Pour que la consommation explose il faut que le coût de la vie soit bon marché et que les ressources des ménages soient abondantes. Or, le coût de la vie ne peut être qu’élevé et les ressources des particuliers limitées. Ce coût élevé de la vie a une cause très simple. En effet, entre le consommateur et le producteur viennent s’intercaler deux éléments qui biaisent l’intersection entre la courbe de l’offre et de la demande : le financier et l’Etat, deux entités qui, de soit, ne produisent rien et consomment beaucoup. Leur entretien pèse nécessairement sur le coût de la vie.
L’Etat moderne se transforme de plus en plus en mutualité : ses budgets sont énormes, sa fiscalité n’est que de s’accroître de décennies en décennies au point de signifier dans certaines régions d’Europe une expropriation pure et simple. Depuis 2008, on peut aisément observer comment, dans la taxation de certains produits, les charges fiscales ont augmenté de plus de 50% dans l’espace d’une seule législation. La culture du déficit de l’Etat semble devenir une règle commune : on le constate particulièrement dans les pays latins de la zone euro. La cause qui y conduit est permanente et son influence ne cesse de s’agrandir. Et chez nous, Européens, la chose est facile à vérifier.
Grâce à ces trois éléments qui dévorent l’argent sans rien produire, la vie ne peut qu’être exagérément chère. C’est ainsi que le coût des denrées essentielles à l’entretien des ménages augmente plus vite que l’accroissement des salaires.
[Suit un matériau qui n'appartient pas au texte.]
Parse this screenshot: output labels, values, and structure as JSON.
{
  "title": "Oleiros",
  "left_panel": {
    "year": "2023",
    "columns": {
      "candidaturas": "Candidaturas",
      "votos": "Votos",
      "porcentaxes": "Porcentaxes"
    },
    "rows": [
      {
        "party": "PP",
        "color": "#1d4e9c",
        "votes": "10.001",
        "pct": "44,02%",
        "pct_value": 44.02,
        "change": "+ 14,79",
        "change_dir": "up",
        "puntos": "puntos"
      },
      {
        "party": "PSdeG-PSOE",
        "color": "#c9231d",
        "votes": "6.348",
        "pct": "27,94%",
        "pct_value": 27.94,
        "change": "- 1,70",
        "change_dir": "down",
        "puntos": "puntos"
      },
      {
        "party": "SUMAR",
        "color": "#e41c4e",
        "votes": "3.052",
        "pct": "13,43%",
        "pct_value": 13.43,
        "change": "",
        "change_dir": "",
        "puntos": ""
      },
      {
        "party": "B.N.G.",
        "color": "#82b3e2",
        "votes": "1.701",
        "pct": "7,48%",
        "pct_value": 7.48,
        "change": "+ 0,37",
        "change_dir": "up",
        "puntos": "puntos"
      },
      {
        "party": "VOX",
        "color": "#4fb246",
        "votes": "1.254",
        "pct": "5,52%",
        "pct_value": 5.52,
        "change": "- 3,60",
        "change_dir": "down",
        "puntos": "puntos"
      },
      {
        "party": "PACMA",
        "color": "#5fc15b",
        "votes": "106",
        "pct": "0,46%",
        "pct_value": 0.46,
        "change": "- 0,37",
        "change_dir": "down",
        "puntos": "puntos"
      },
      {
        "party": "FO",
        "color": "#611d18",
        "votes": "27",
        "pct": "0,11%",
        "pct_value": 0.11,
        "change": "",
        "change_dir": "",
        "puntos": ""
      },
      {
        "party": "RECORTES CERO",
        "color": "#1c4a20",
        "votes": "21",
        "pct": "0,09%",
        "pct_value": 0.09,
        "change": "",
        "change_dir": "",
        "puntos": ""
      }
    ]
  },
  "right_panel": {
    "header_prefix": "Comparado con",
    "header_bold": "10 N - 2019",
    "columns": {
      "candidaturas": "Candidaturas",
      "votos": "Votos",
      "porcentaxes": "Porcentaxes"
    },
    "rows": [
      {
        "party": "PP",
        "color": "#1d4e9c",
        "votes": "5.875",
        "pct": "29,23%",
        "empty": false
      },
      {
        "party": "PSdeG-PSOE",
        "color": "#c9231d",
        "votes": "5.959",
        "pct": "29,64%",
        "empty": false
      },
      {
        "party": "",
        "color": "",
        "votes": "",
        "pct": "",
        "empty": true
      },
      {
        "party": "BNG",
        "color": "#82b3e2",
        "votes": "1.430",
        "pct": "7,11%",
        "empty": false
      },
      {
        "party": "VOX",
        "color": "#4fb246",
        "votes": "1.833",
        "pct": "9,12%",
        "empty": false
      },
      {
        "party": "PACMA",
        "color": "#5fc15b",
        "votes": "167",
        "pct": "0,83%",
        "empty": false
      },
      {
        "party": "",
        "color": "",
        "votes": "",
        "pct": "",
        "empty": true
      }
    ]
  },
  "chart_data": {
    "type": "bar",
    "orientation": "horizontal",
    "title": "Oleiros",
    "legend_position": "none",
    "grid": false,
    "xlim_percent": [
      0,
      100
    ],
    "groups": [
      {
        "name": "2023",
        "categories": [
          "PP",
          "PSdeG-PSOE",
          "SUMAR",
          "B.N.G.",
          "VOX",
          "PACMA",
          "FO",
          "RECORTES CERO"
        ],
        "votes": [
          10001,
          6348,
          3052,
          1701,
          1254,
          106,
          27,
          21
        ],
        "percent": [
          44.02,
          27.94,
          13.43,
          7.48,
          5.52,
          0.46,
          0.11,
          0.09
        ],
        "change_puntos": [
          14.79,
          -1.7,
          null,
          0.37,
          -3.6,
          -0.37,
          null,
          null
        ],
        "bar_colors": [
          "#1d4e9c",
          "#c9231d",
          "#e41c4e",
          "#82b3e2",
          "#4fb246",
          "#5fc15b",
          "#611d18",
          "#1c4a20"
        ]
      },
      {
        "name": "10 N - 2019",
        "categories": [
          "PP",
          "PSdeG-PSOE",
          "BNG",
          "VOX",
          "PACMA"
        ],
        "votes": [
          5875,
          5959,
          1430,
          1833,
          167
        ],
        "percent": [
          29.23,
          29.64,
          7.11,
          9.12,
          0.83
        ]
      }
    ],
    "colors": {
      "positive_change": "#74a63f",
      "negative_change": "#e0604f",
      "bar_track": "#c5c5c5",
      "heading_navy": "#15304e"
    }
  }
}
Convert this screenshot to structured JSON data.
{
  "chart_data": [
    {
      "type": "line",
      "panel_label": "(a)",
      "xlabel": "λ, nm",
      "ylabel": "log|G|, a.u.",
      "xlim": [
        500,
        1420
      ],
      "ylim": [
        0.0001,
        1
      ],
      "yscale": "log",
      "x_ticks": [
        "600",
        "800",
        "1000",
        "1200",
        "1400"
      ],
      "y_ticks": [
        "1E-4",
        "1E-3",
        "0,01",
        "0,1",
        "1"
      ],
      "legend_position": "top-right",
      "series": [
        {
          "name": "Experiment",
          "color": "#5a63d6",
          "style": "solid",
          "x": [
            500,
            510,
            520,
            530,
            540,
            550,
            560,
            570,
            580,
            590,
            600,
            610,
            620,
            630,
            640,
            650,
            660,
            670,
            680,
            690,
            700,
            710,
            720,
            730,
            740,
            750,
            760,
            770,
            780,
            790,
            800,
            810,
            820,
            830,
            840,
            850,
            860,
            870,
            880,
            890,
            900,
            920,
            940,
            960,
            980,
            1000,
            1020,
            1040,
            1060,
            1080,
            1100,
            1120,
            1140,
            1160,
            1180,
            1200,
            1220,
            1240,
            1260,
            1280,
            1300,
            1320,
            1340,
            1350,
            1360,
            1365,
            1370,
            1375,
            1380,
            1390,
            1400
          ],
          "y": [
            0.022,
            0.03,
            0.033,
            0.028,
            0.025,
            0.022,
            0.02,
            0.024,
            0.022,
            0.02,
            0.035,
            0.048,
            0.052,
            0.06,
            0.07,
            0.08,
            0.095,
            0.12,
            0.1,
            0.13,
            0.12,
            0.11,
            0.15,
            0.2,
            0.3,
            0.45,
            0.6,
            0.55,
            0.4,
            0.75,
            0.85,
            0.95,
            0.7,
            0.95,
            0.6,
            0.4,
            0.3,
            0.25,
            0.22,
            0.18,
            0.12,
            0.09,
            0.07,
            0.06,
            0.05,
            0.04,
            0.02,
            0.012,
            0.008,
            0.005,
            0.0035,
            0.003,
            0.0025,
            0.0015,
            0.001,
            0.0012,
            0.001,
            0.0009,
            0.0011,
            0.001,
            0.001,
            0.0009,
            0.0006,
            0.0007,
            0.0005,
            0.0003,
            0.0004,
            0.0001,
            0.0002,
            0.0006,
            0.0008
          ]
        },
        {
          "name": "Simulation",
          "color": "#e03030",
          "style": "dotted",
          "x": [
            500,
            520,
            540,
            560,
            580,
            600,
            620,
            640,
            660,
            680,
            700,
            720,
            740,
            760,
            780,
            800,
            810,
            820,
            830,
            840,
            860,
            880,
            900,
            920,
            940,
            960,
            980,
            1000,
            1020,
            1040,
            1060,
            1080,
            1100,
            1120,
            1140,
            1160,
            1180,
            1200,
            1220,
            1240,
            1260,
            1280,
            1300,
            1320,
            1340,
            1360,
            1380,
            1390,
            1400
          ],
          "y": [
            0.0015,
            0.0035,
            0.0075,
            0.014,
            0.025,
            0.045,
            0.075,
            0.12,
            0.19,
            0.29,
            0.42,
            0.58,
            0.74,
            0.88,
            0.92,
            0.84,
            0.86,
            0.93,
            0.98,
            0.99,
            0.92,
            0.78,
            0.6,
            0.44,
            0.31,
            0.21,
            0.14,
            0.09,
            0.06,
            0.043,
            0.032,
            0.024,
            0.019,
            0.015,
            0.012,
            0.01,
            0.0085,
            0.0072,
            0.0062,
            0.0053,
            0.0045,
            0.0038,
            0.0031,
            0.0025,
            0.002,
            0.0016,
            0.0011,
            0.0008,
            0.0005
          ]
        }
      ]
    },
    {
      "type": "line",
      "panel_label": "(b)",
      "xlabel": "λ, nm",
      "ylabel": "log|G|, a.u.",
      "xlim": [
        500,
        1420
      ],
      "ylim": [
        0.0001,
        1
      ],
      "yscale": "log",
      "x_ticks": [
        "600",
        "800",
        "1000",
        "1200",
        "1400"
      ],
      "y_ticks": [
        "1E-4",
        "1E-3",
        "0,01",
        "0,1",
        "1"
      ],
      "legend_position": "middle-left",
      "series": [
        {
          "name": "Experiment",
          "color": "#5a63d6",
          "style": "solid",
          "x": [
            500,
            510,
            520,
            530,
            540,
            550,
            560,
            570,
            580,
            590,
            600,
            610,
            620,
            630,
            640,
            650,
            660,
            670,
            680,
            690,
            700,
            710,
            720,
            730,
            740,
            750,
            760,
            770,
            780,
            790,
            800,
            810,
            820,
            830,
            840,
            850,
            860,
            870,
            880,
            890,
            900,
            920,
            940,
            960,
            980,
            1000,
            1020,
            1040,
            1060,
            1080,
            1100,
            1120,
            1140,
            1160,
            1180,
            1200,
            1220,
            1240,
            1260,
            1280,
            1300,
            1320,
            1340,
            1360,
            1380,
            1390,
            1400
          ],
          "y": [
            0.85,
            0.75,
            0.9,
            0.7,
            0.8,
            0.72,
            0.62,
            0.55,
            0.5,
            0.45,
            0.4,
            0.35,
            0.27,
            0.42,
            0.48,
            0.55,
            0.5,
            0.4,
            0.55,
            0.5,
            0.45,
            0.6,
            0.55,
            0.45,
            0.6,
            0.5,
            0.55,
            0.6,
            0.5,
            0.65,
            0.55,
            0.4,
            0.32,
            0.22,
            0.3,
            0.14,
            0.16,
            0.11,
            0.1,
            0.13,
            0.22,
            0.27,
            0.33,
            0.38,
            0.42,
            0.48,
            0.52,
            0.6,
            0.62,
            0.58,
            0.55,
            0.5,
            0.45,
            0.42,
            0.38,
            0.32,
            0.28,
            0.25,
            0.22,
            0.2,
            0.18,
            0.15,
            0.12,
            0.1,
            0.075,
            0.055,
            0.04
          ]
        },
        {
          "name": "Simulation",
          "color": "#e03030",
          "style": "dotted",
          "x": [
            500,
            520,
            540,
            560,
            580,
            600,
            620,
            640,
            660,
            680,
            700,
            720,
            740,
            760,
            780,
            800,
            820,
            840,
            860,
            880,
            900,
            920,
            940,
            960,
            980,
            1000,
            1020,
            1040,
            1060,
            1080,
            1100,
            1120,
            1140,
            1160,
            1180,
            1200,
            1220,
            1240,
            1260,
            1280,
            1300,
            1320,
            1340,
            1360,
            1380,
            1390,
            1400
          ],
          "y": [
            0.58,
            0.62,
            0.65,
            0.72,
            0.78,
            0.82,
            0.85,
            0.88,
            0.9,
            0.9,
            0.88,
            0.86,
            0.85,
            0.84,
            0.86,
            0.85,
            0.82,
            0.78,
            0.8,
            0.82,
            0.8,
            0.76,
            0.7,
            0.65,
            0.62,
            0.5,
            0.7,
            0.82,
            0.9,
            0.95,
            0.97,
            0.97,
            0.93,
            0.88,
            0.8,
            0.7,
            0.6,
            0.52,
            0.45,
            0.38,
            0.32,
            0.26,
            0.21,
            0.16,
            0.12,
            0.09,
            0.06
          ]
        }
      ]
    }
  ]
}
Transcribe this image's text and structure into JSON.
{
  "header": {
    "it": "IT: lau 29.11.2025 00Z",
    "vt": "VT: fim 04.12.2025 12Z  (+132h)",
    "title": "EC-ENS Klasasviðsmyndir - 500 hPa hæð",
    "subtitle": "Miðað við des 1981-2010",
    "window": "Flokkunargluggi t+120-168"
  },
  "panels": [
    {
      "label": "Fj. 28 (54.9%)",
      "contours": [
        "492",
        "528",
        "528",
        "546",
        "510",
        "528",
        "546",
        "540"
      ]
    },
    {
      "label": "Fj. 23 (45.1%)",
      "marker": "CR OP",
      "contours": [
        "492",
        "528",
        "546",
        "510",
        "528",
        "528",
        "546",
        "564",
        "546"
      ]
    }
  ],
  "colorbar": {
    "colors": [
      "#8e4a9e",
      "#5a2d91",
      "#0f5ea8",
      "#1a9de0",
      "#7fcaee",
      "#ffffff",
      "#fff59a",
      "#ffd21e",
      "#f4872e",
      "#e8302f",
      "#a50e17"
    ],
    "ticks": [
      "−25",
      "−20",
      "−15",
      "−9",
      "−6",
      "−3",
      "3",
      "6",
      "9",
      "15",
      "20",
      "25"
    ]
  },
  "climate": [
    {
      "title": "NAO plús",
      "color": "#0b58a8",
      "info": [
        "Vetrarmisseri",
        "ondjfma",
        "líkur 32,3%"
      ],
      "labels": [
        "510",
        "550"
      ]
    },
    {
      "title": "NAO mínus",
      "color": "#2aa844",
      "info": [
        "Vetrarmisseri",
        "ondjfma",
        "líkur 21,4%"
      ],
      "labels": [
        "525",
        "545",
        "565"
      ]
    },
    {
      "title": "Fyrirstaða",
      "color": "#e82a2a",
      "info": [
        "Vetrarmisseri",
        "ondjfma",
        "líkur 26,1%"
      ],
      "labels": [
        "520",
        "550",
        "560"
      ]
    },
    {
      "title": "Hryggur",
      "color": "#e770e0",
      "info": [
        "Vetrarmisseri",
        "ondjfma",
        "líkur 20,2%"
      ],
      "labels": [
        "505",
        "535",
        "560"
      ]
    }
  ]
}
On en conclu donc que les ressources des particuliers s’amenuisent. Premièrement, parce qu’on leur a enlevé leur argent grâce au prêt à intérêt, deuxièmement, en raison du progrès technologique qui provoque des licenciements massifs et la baisse des salaires. Voilà pourquoi lorsque la vie est chère et que les ressources se réduisent artificiellement, la consommation ne peut ni augmenter ni fonctionner. Cela explique la faillite virtuelle de cette version du capitalisme.
En favorisant les finances et non pas l’esprit communautaire, l’argent passe des mains des personnes pauvres aux mains du rentier, des mains du producteur à celle du financier international. On a créé un capital énorme mais profondément morbide. En favorisant la plus-value et en remplaçant l’être humain par la machine, on condamne la majeure partie de l’humanité à la misère.
Et voici la punition finale que la nature inflige à cette mécanique meurtrière : c’est aujourd’hui, au moment précis où l’économie aurait besoin d’accroître la consommation pour survivre que celle-ci refuse de redémarrer. La raison en est claire : on a fait de la consommation le terme du processus économique plutôt que d’en faire le principe.